Sur Montpellier, il anime le collectif Mut Vitz 34. « On distribue le café produit dans la coopérative Yatchil, forte de 700 producteurs », explique-t-il. « Iels nous disent le nombre de sacs qu’iels pensent nous envoyer, on paie, on distribue aux adhérents de Mut Vitz 34. On leur laisse 30% du prix de vente, le reste passe dans le transport et la torréfaction qu’on fait ici, on ne garde rien. On les laisse faire ce qu’iels veulent avec l’argent. » Une solidarité qui se retrouve aussi dans le département voisin : Tous les ans, les membres du collectif Mut Vitz de l’Aude organisent en septembre un festival des luttes à Armissan.

Petit à petit, les liens se renforcent. En 2021, des délégations zapatistes débarquent en Europe pour le « Voyage pour la Vie », en opposition à la mort que promet le néolibéralisme aux peuples, pour aller voir comment on lutte sur les cinq continents. Dans la région, c’est la Caravane de convergences pour les Autonomies et Résistances en Languedoc (Caracol) qui assure l’accueil. Marianita et Géronimo s’y investissent. Au bilan, un vivifiant partage d’expérience.
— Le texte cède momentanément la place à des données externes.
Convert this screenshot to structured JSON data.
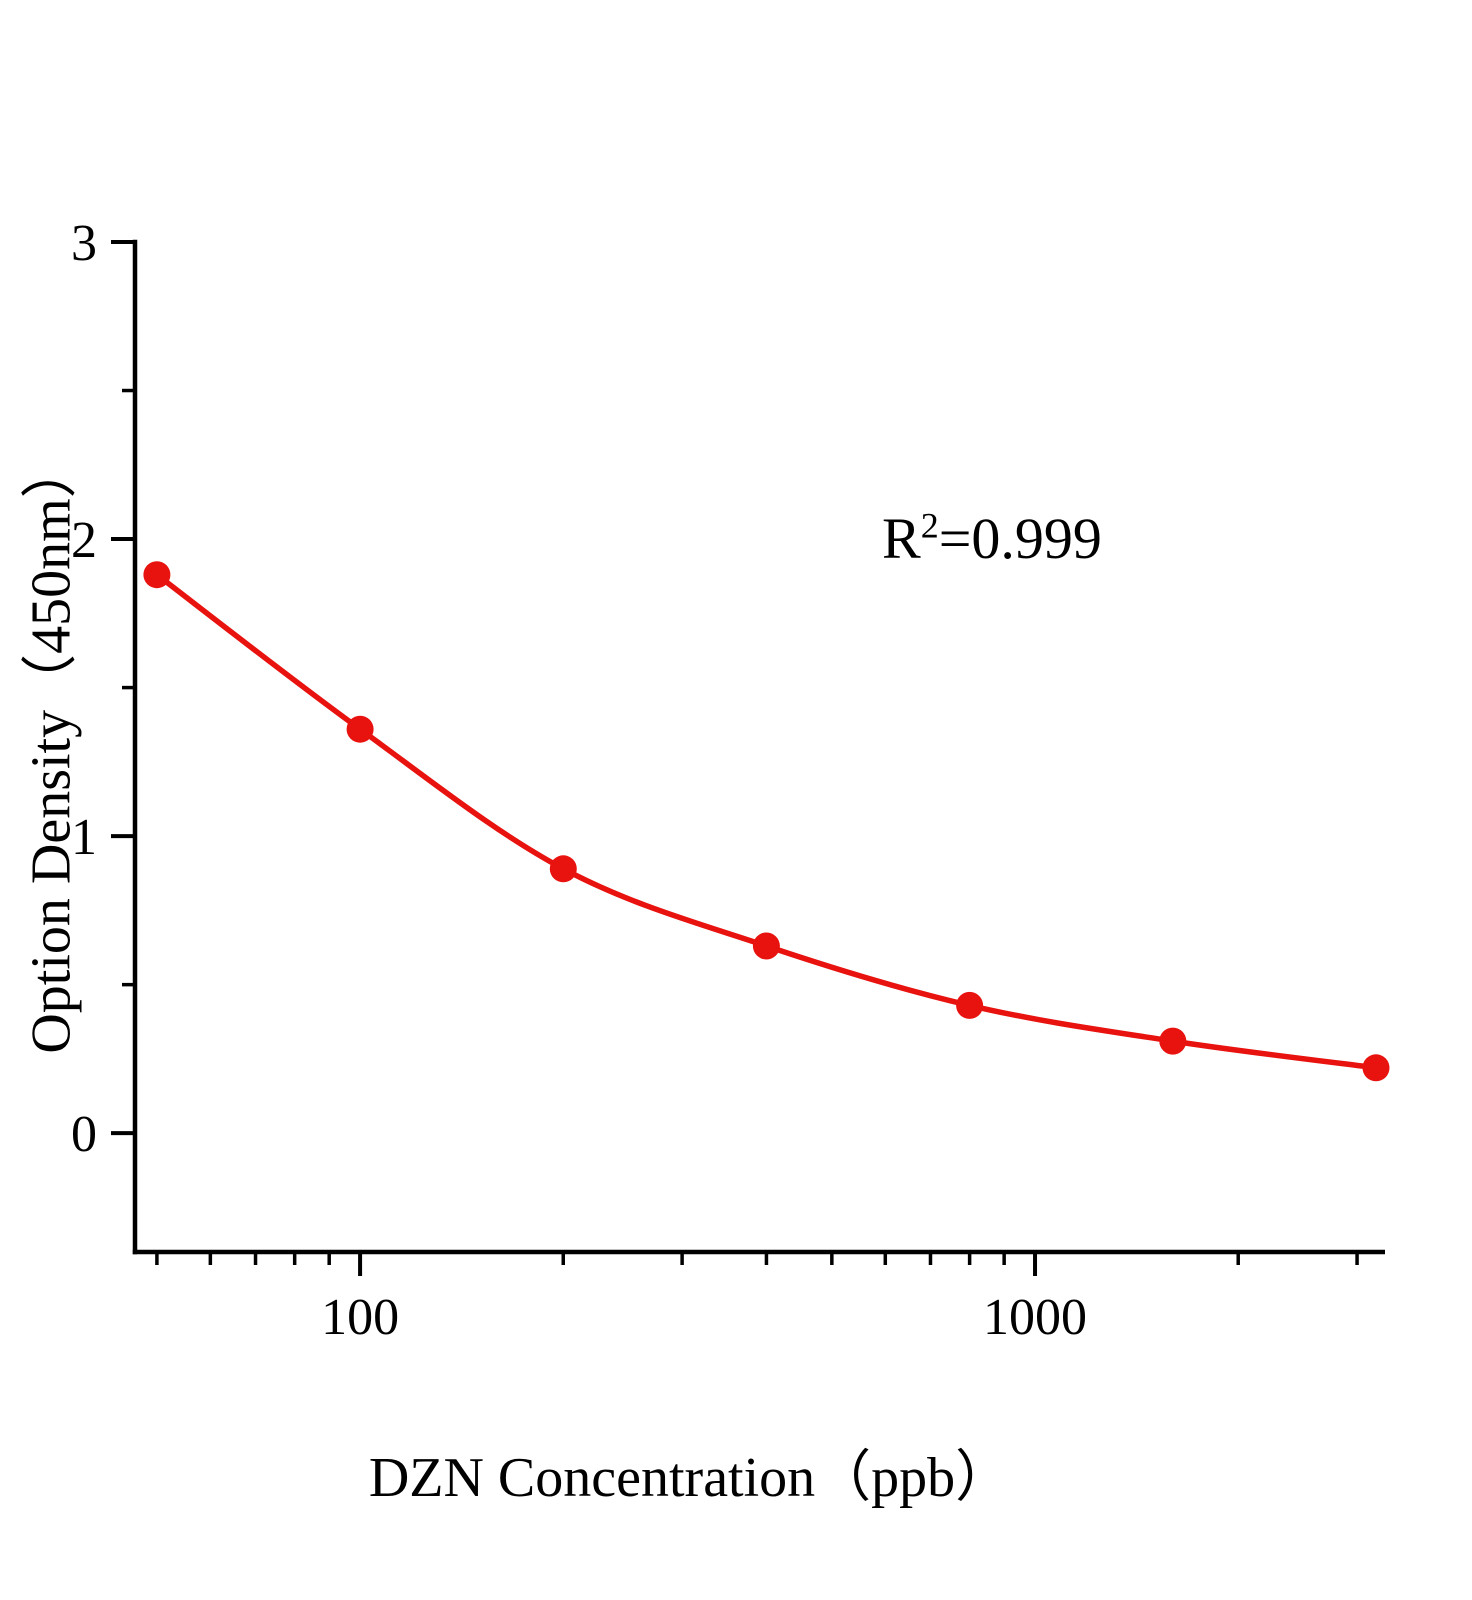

Depuis la Caracol est en stand-by. « On nous sollicite parfois pour un événement en particulier. », nuance Marianita. Elle a pu exposer ses photos ramenées du Chiapas dans différents lieux du sud des Cévennes, comme la P’tite Base au Vigan ou l’Étuve à Pont-l’Hérault.

Une révolution menacée

Aujourd’hui l’expérience zapatiste fait face à de nombreuses difficultés. « Le nouveau président mexicain, Andrés Manuel López Obrador, d’une gauche centriste, a lancé de grands projets, comme la ligne de train Cancun-Palenque, qui traverse les territoires zapatistes », explique Géronimo.

Les groupes paramilitaires qui recrutent notamment parmi des producteurs de café qui veulent récupérer les terres zapatistes ont donc toujours pignon sur rue pour leurs exactions. Géronimo en voit les effets jusqu’à Montpellier : « La coopérative Yatchil a perdu des participant·es intimidé·es par les violences, on reçoit moins de café. »

Le Chiapas est aussi en proie à de nouvelles menaces. Les cartels se livrent une guerre sans merci pour le contrôle de la région, attirés par la frontière guatémaltèque. « Il y a encore des observateur·rices internationaux malgré les cartels. », souligne Marianita. « Mais pour les trente ans du soulèvement les zapatistes ont prévenu qu’iels n’étaient pas en mesure d’assurer la sécurité d’éventuels visiteurs. » De quoi freiner de nouveaux déplacements, mais pas la solidarité sur place, qui elle, continue par divers événements.